Desired Compute-To-Memory-Ratio (OP/B) on GPU

I am trying to undertand the architecture of the GPUs and how we assess the performance of our programs on the GPU. I know that the application can be:

Compute-bound: performance limited by the FLOPS rate. The processor’s cores are fully utilized (always have work to do)
Memory-bound: performance limited by the memory bandwidth. The processor’s cores are frequently idle because memory cannot supply data fast enough

The image below shows the FLOPS rate, peak memory bandwidth, and the Desired Compute to memory ratio, labeled by (OP/B), for each microarchitecture.

I also have an example of how to compute this OP/B metric. Example: Below is part of a CUDA code for applying matrix-matrix multiplication

for(unsigned int i = 0; i < N; ++i) {
  sum += A[row*N + i]*B[i*N + col];
}

and the way to calculate OP/B for this matrix-matrix multiplication is as follows:

Matrix multiplication performs 0.25 OP/B
1 FP add and 1 FP mul for every 2 FP values (8B) loaded
Ignoring stores

and if we want to utilize this:

But matrix multiplication has high potential for reuse. For NxN matrices:
- Data loaded: (2 input matrices)×(N^2 values)×(4 B) = 8N^2 B
- Operations: (N^2 dot products)(N adds + N muls each) = 2N^3 OP
- Potential compute-to-memory ratio: 0.25N OP/B

So if I understand this clearly well, I have the following questions:

It is always the case that the greater OP/B, the better ?
how do we know how much FP operations we have ? Is it the adds and the multiplications
how do we know how many bytes are loaded per FP operation ?

Solution

It is always the case that the greater OP/B, the better ?

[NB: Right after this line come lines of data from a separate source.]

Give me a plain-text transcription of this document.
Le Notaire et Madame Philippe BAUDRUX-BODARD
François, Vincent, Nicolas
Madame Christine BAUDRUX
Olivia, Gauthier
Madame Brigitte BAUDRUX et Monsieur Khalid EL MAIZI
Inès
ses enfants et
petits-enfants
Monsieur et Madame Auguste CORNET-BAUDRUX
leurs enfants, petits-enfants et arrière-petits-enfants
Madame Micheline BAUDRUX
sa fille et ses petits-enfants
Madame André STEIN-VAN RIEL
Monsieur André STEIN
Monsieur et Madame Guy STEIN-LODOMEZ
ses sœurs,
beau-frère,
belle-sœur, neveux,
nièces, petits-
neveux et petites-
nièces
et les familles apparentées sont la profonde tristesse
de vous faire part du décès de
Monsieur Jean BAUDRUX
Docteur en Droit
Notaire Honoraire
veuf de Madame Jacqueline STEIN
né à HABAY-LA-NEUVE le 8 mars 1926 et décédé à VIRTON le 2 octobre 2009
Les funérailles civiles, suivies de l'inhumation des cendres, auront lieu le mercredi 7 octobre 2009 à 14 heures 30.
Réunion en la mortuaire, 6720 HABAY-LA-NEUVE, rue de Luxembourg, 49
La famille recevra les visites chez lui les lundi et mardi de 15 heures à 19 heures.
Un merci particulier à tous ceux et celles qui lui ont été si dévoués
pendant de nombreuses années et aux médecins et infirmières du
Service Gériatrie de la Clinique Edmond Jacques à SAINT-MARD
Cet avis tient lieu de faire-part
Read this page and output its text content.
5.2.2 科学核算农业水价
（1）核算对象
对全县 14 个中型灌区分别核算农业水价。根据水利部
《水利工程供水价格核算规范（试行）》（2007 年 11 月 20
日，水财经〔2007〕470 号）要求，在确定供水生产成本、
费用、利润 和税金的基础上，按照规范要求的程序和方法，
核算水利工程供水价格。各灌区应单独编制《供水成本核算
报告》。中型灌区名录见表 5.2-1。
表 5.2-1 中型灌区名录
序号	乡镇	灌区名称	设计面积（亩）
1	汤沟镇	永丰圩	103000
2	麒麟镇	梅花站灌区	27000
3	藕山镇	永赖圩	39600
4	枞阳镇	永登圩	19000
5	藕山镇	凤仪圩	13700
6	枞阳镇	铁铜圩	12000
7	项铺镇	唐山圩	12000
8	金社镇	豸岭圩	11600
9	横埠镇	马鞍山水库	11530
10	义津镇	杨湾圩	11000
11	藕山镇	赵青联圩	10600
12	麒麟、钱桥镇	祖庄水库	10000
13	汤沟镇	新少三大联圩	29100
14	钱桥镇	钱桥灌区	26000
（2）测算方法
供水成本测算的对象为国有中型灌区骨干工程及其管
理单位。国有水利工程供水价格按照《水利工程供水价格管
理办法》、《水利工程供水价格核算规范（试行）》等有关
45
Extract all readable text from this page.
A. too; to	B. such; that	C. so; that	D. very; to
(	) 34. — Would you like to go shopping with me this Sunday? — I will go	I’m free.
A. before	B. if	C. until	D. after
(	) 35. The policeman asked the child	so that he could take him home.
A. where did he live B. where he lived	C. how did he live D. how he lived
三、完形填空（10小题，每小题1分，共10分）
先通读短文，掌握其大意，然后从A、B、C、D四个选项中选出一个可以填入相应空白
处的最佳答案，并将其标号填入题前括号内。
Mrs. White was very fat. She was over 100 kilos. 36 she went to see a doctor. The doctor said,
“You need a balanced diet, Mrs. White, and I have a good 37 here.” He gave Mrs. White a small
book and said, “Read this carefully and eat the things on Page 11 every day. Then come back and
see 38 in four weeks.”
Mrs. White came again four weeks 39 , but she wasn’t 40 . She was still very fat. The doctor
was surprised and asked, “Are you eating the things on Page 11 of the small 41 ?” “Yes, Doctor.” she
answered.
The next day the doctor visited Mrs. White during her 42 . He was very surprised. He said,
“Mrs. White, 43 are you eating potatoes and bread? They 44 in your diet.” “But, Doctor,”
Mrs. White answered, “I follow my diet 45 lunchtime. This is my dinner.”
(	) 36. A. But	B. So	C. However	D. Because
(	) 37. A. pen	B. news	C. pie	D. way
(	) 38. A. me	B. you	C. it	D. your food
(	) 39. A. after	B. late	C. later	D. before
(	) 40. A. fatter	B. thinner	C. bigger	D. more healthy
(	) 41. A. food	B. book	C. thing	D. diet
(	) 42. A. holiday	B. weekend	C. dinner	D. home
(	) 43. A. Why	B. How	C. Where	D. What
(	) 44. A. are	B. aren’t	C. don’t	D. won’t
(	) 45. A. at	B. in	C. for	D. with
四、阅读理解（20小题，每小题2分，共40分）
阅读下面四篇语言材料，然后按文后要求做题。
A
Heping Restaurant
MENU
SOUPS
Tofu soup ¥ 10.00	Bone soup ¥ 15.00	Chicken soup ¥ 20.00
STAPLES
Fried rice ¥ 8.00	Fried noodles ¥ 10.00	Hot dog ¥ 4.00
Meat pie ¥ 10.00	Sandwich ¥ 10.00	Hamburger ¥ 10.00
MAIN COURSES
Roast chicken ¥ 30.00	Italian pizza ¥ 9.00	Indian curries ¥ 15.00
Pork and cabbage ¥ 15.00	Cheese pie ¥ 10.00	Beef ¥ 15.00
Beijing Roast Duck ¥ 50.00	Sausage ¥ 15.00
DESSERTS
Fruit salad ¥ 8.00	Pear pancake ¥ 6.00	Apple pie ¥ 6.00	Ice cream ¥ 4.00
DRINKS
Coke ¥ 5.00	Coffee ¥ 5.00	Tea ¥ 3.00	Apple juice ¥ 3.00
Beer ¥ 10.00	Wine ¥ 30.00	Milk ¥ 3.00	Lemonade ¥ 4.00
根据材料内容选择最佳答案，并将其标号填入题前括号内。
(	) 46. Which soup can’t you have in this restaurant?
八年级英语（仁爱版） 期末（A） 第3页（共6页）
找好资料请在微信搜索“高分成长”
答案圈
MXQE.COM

Not always. The target value balances the load on compute pipe throughput and memory pipe throughput (i.e. that level of op/byte means that both pipes will be fully loaded). As you increase op/byte beyond that or some level, your code will switch from balanced to compute-bound. Once your code is compute bound, the performance will be dictated by the compute pipe that is the limiting factor. Additional op/byte increase beyond this point may have no effect on code performance.

how do we know how much FP operations we have ? Is it the adds and the multiplications

Yes, for the simple code you have shown, it is the adds and multiplies. Other more complicated codes may have other factors (e.g. sin, cos, etc.) which may also contribute.

As an alternative to "manually counting" the FP operations, the GPU profilers can indicate the number of FP ops that a code has executed.

how do we know how many bytes are loaded per FP operation ?

Similar to the previous question, for simple codes you can "manually count". For complex codes you may wish to try to use profiler capabilities to estimate. For the code you have shown:

sum += A[row*N + i]*B[i*N + col];

The values from A and B have to be loaded. If they are float quantities then they are 4 bytes each. That is a total of 8 bytes. That line of code will require 1 floating point multiplication (A * B) and one floating point add operation (sum +=). The compiler will fuse these into a single instruction (fused multiply-add) but the net effect is you are performing two floating point operations per 8 bytes. op/byte is 2/8 = 1/4. The loop does not change the ratio in this case. To increase this number, you would want to explore various optimization methods, such as a tiled shared-memory matrix multiply, or just use CUBLAS.

(Operations like row*N + i are integer arithmetic and don't contribute to the floating-point load, although its possible they may be significant, performance-wise.)